Mais revenons à l’histoire contemporaine. Je suis étonné que la majorité des gens estiment que cette clause est légitime et qu’il est du devoir de l’État de garantir les droits acquis, particulièrement dans le domaine des retraites. Prenons l’exemple d’une famille de la classe moyenne. Elle a choisi de verser à la mère veuve du mari une mensualité qui correspond à 10% du son revenu net. Subitement, ce fils modèle perd son emploi et les revenus de la famille sont réduits de moitié. Il semblerait logique de diminuer la mensualité dont il vient d’être question, peut-être pas de la moitié mais d’un certain montant.
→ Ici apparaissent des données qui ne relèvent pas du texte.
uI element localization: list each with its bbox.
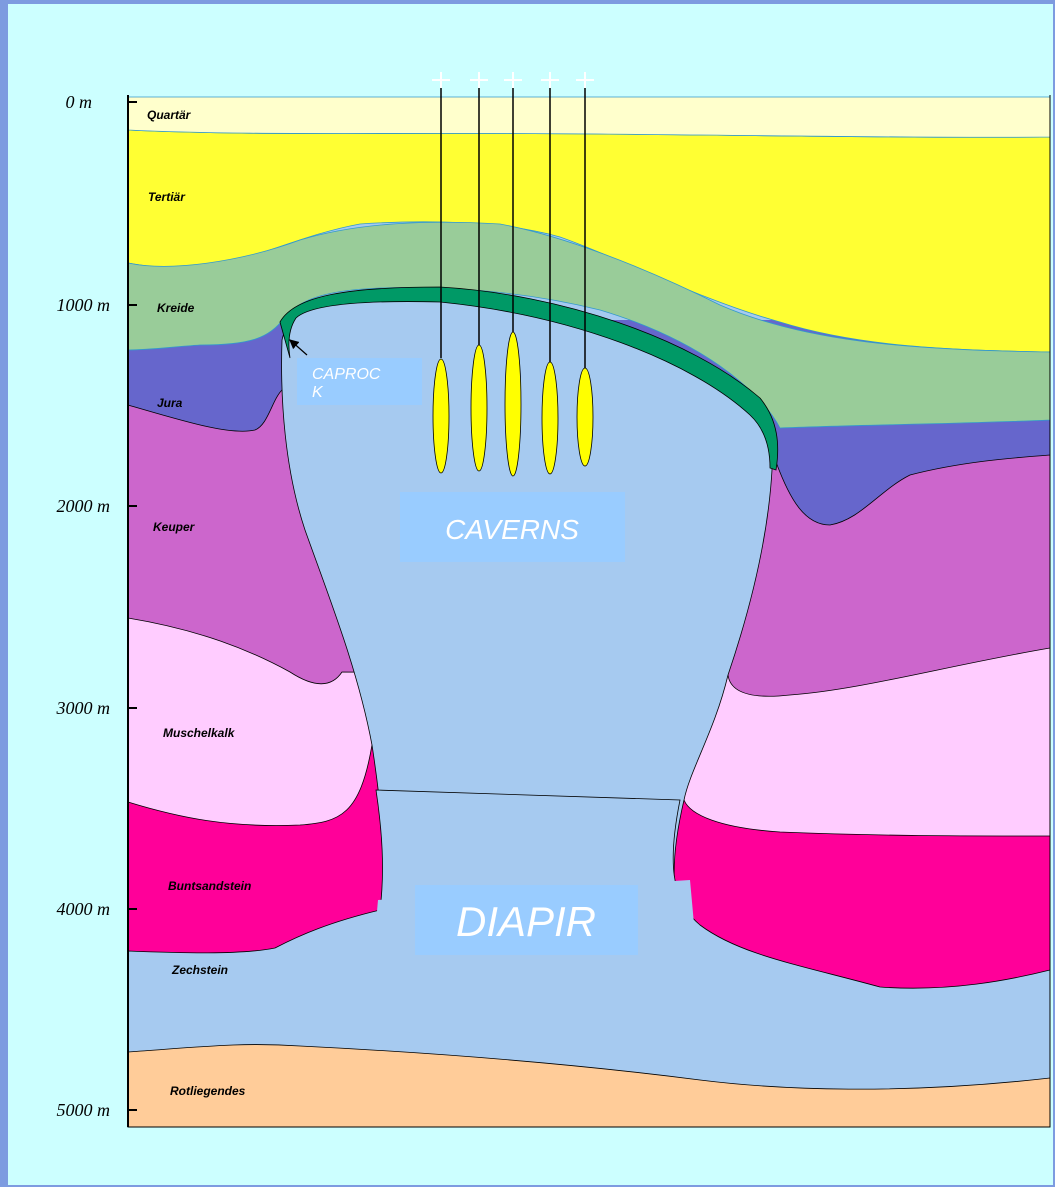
cavern: [577, 368, 593, 466]
quartaer-layer: [128, 97, 1050, 137]
layer-label: Muschelkalk: [163, 726, 236, 740]
well-head: [576, 72, 594, 88]
layer-label: Jura: [157, 396, 183, 410]
well-head: [504, 72, 522, 88]
layer-label: Buntsandstein: [168, 879, 251, 893]
depth-label: 5000 m: [57, 1100, 111, 1120]
cavern: [505, 332, 521, 476]
cross-section: 0 m 1000 m 2000 m 3000 m 4000 m 5000 m Q…: [0, 0, 1055, 1187]
depth-label: 0 m: [66, 92, 93, 112]
depth-label: 3000 m: [56, 698, 111, 718]
layer-label: Rotliegendes: [170, 1084, 246, 1098]
depth-label: 4000 m: [57, 899, 111, 919]
cavern: [542, 362, 558, 474]
well-head: [470, 72, 488, 88]
layer-label: Zechstein: [171, 963, 228, 977]
cavern: [433, 359, 449, 473]
layer-label: Keuper: [153, 520, 196, 534]
well-head: [432, 72, 450, 88]
layer-label: Quartär: [147, 108, 192, 122]
diapir-label: DIAPIR: [456, 898, 596, 945]
caverns-label: CAVERNS: [445, 514, 579, 545]
page: 0 m 1000 m 2000 m 3000 m 4000 m 5000 m Q…: [0, 0, 1055, 1187]
cavern: [471, 345, 487, 471]
depth-label: 2000 m: [57, 496, 111, 516]
layer-label: Kreide: [157, 301, 195, 315]
well-head: [541, 72, 559, 88]
layer-label: Tertiär: [148, 190, 186, 204]
depth-label: 1000 m: [57, 295, 111, 315]
caprock-label: CAPROCK: [312, 366, 382, 402]
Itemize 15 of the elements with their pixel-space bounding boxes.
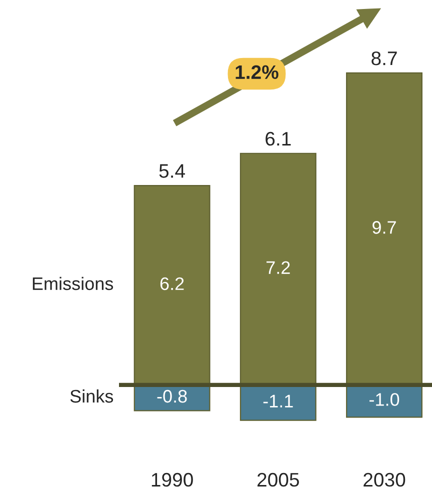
data-label: -1.1 xyxy=(263,394,293,408)
data-label: -1.0 xyxy=(370,393,400,406)
annotation: 1.2% xyxy=(236,65,278,79)
data-label: 9.7 xyxy=(372,221,396,234)
total-label: 5.4 xyxy=(159,164,185,178)
x-tick-label: 1990 xyxy=(152,472,193,487)
total-label: 6.1 xyxy=(266,132,291,146)
x-tick-label: 2005 xyxy=(258,472,299,487)
series-label: Sinks xyxy=(70,389,114,403)
x-tick-label: 2030 xyxy=(364,472,406,487)
total-label: 8.7 xyxy=(372,51,397,66)
data-label: 6.2 xyxy=(160,277,184,290)
data-label: -0.8 xyxy=(157,390,187,403)
series-label: Emissions xyxy=(32,276,114,290)
data-label: 7.2 xyxy=(266,261,290,274)
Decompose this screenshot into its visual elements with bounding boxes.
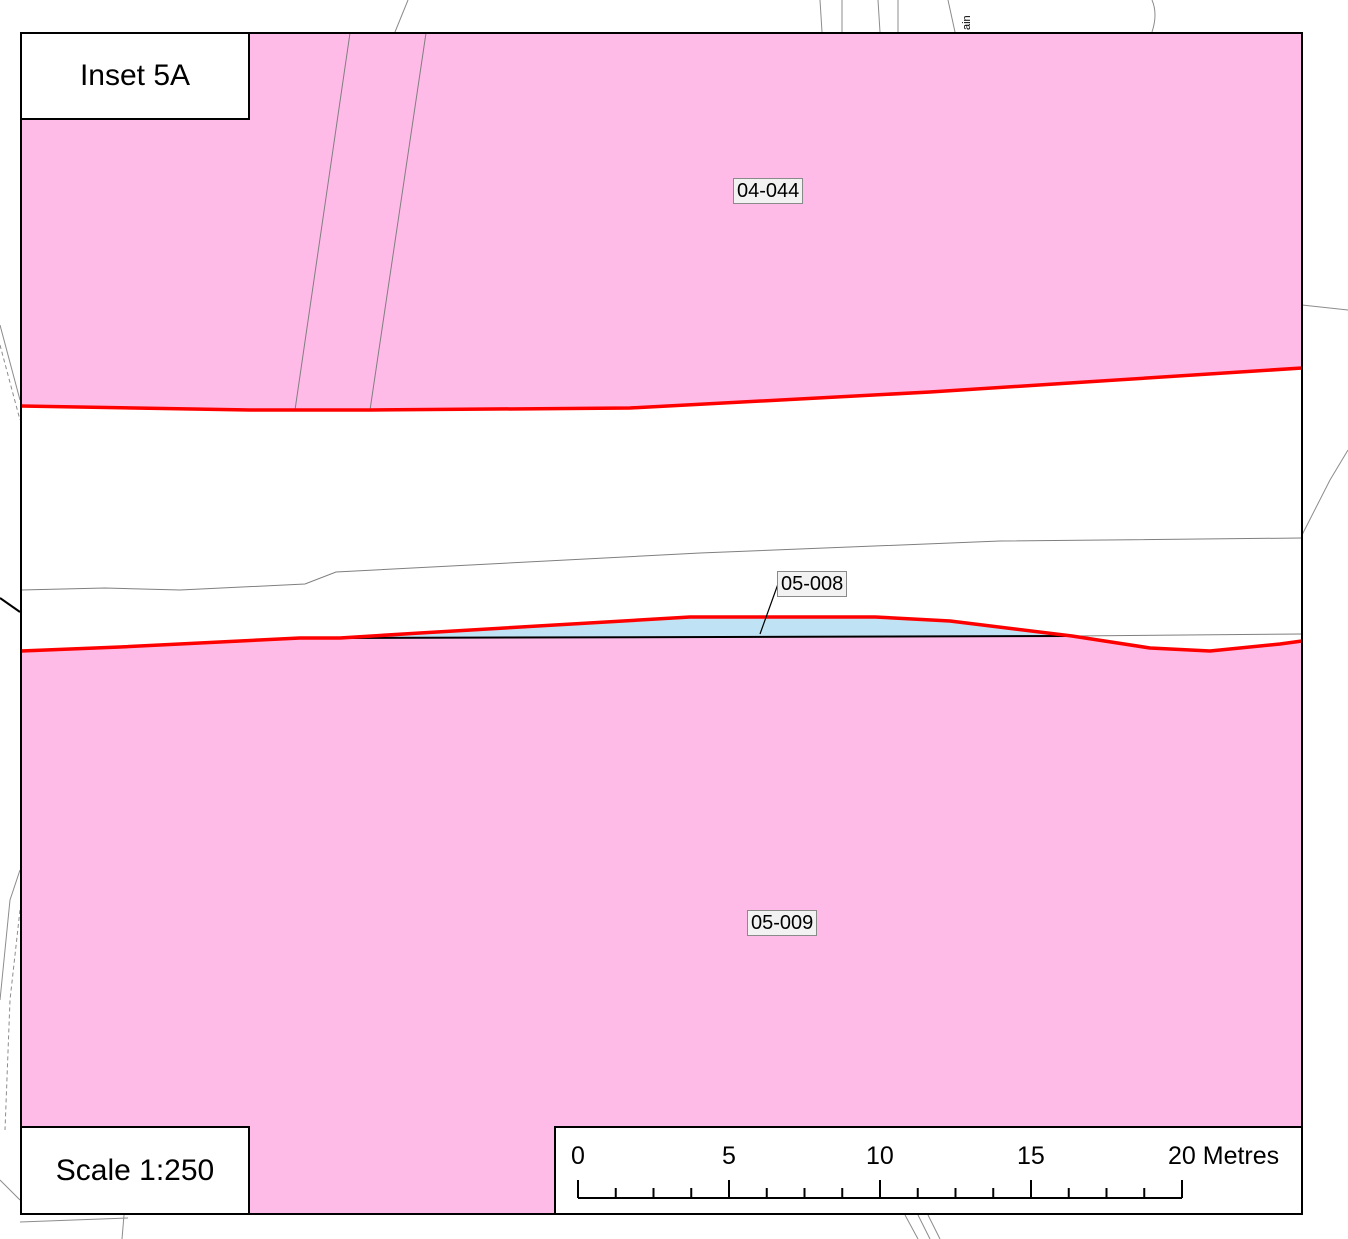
scale-bar (577, 1180, 1183, 1199)
scale-tick-label: 10 (866, 1142, 894, 1170)
parcel-04-044[interactable] (21, 33, 1302, 410)
inset-title: Inset 5A (79, 59, 191, 92)
south-boundary (20, 615, 1303, 653)
scale-text-box: Scale 1:250 (20, 1126, 250, 1215)
parcel-label-05-008[interactable]: 05-008 (777, 571, 848, 597)
scale-tick-label: 0 (571, 1142, 585, 1170)
street-name-fragment: ain (961, 15, 973, 30)
parcel-05-009[interactable] (21, 636, 1302, 1214)
scale-bar-box: 0 5 10 15 20 Metres (554, 1126, 1303, 1215)
map-frame (20, 32, 1303, 1215)
inset-title-box: Inset 5A (20, 32, 250, 120)
scale-tick-label: 15 (1017, 1142, 1045, 1170)
parcel-label-05-009[interactable]: 05-009 (747, 910, 818, 936)
scale-tick-label: 5 (722, 1142, 736, 1170)
north-boundary (20, 366, 1303, 412)
internal-linework (20, 32, 1303, 639)
red-boundaries (20, 366, 1303, 653)
leader-line-05-008 (759, 583, 779, 635)
parcel-label-04-044[interactable]: 04-044 (733, 178, 804, 204)
scale-tick-label: 20 Metres (1168, 1142, 1280, 1170)
external-boundary (0, 597, 21, 613)
scale-text: Scale 1:250 (55, 1153, 215, 1187)
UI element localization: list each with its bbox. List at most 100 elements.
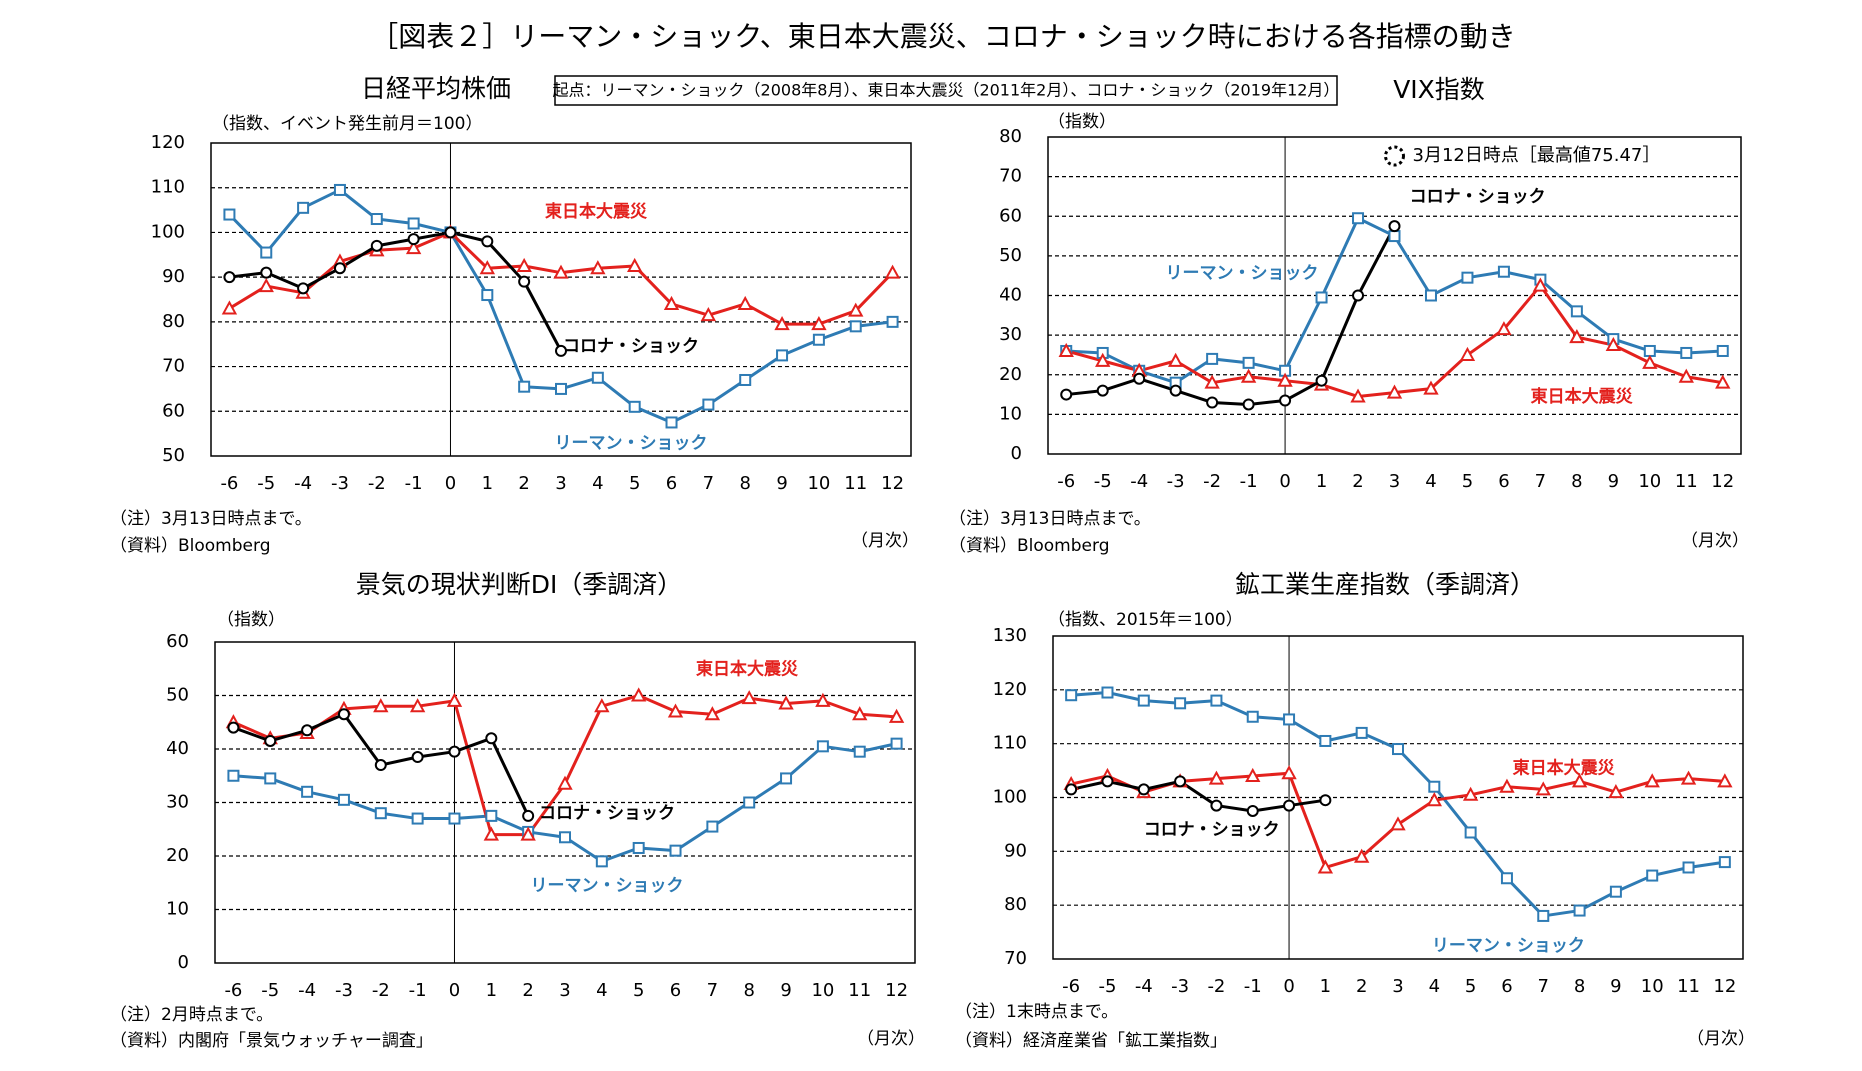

Le système par répartition sur lequel repose nos retraites peut être perçu comme un contrat social par lequel les travailleurs s’engagent de verser une certaine fraction de leurs salaires à leurs contemporains retraités avec la promesse qu’une fois qu’ils sont eux-mêmes retraités, la génération suivante s’acquittera de cette obligation. Supposons par exemple que le rapport entre le nombre de travailleurs et celui des retraités soit de 2. Supposons en outre que la durée de la vie active soit le double de la durée de la retraite. Si les travailleurs versent un cinquième de leurs revenus comme contribution au système de retraite, les retraités toucheront un somme équivalente à 80% des revenus de la population active. Il va sans dire que ce sont là des moyennes et que les effets redistributifs jouent un rôle important mais que j’ignore pour les besoin de la démonstration.

Nous faisons maintenant l’hypothèse que soudainement se produise un double choc démographique équivalent au passage du baby-boom au baby-bust et à une rapide augmentation de la longévité. Ce choc a pour conséquence que le rapport actifs/retraités tombe à 1,5 et que le rapport entre durée de vie active/durée de la retraite passe aussi à 1,5. On suppose que les revenus des actifs ne changent pas. Avec cette nouvelle donne, pour assurer aux retraites des pensions inchangées (dans le jargon, on parle de prestations définies), il faudrait quasiment doubler le taux de cotisation des travailleurs. (1) C’est ce à quoi conduirait la clause du grand père. Est-ce juste ? Poser la question revient à y répondre.

Notons pour terminer qu’aujourd’hui du fait de son origine honteuse, le terme « grandfathering » est de moins en moins utilise aux États Unis, correction politique oblige. Nous pourrions faire de même et revenir aux bons droits acquis.




(1). Initialement on comptait 4 travailleurs pour un retraité (2x2) ; on compte maintenant 2,25 travailleurs pour un retraité. Dans le jargon on parle de ratio de dépendance. Si l’on a un système par répartition à prestations définies, cela veut dire que si l’État s’engage à donner aux retraités 80% du revenu des actifs (taux de remplacement), il faut nécessairement augmenter le taux de cotisation des actifs. Avant le choc démographique, chaque actif versait 20% de son revenu et comme il y avait 4 actifs pour un retraite, cela donnait 80%. Si on veut maintenir ce taux de remplacement avec 2,25 actifs par pensionné, le taux de cotisation doit passer à 35%.